Anthony Thistleton, director of Waugh Thistleton, designer of the world’s largest CLT building, said that the proposals would stop CLT being used for the structure of residential buildings over six storeys.
He said: “It could potentially mean a complete collapse of CLT in this country – we would go from a world leader to a backwater.”
Thistleton said buildings over five storeys high were the “sweet spot” for CLT construction as it was cheaper to use other structural solutions on lower-rise buildings.
The consultation proposes that only non-combustible materials can be used in the “complete wall assembly, including the inner leaf, insulation and the facade” on residential buildings over 18m high.
The ban would also mean that foamed plastic insulation would be banned from the walls of buildings over 18m high.
Thistleton said the rapid growth of CLT construction in the UK meant his practice had become a world leader in this form of construction.
It was behind London’s first housing scheme to be made from prefabricated solid timber.
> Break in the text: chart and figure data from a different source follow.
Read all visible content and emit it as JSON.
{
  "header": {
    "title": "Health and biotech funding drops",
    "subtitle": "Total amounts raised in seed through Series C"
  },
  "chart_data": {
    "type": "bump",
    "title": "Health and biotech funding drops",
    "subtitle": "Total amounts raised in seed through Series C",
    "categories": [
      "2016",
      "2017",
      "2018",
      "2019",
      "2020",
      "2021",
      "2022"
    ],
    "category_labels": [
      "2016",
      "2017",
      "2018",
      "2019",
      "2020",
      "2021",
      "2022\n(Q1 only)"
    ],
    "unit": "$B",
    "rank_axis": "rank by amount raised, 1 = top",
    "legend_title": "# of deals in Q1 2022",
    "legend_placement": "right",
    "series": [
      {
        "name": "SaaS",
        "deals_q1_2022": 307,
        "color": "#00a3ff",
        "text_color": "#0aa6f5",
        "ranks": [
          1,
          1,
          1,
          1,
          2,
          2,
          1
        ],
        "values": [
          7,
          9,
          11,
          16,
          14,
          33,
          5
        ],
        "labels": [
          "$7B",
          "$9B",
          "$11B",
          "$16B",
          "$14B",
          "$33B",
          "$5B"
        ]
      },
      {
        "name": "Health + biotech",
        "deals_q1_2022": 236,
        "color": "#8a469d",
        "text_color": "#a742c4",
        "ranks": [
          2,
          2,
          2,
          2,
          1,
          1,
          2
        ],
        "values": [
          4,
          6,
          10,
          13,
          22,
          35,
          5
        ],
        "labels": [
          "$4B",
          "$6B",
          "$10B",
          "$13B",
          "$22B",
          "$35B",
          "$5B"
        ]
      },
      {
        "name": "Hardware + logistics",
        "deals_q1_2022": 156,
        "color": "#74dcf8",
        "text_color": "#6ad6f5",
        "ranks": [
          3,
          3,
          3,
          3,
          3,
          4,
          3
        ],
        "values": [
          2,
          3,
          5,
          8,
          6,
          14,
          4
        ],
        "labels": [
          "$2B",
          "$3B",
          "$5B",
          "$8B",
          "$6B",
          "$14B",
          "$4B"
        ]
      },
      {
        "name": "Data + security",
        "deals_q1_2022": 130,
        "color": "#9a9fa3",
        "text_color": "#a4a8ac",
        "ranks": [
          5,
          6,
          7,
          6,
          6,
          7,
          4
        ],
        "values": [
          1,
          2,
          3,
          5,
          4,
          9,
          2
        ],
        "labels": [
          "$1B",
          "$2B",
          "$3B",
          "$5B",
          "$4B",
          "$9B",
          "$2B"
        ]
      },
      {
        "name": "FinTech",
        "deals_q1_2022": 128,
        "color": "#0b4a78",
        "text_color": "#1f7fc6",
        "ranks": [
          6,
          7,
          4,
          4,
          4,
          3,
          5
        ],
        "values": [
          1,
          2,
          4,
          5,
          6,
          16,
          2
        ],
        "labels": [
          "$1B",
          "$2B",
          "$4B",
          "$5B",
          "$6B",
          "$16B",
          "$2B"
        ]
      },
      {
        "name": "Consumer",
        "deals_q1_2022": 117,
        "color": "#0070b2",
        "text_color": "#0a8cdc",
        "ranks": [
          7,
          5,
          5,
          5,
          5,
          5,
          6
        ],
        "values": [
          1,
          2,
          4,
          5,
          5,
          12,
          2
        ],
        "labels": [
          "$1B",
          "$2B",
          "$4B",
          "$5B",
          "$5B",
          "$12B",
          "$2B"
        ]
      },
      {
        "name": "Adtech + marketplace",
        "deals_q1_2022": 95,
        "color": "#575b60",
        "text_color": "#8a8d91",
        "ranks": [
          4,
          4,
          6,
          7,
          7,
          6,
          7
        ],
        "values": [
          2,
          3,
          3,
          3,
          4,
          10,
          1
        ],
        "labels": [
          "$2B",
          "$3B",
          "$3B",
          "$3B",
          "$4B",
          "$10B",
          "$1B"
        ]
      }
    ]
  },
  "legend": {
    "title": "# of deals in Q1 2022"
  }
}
Nine-storey Murray Grove in Hackney, east London, completed in 2009.
Waugh Thistleton was also the architect for the world’s largest CLT building, Dalston Works, a 33m-high apartment block in the same borough, which was completed last year.
The height of buildings constructed from CLT has been steadily increasing, particularly in Hackney. The borough introduced a “timber first” planning policy in 2012 to promote the use of the material.
According to Thistleton, the use of CLT was rapidly growing because of its speed of construction, low embodied carbon content and light weight, which reduced the amount of concrete required for a building’s foundations.
The government’s consultation closes on August 14.